The U.S. space agency in 2014 contracted Elon Musk’s SpaceX and Boeing Co <BA.N> to build competing space capsules in an effort to reclaim NASA’s launch independence. The $8 billion program enabled SpaceX’s first crewed trip to the space station in May, marking the first from home soil in nearly a decade.
NASA has bought additional crew seats from Russia as its public-private crew program faced delays – with Rubins’ $90.2 million mission being the most recent – and in July ceased negotiations to purchase more as the agency prepares to start operational missions in November using SpaceX’s Crew Dragon capsule.
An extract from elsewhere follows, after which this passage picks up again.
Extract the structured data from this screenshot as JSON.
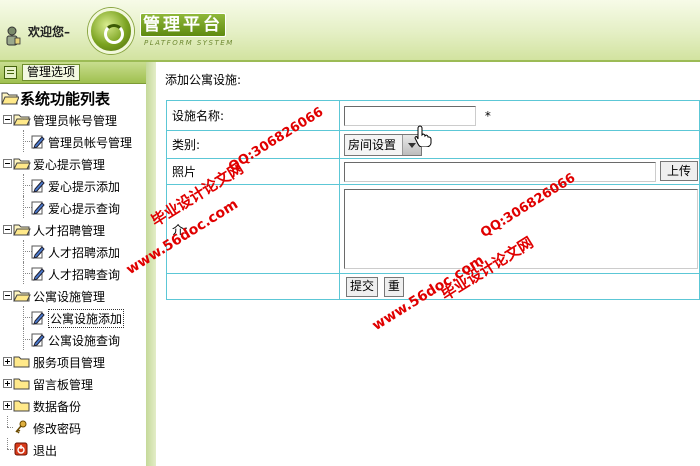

“We have an incredible partnership,” Rubins said in an interview from Russia’s Star City before her flight. “We’ll continue to train crews over here and we’re going to have cosmonauts come to the Johnson Space Center and train.”
NASA and Roscosmos have committed to continue the flight-sharing partnership in exchange for flying Russian astronauts on U.S. vehicles and to fly U.S. astronauts on Russian rockets when needed, a spokesperson for Roscosmos told Reuters.
“Of course, mutual flights are of interest for ISS reliability and continuous operations,” the spokesperson said. “This approach (mixed crew flights) will ensure delivery of the crew to the station, should a problem with the partner spacecraft occur.”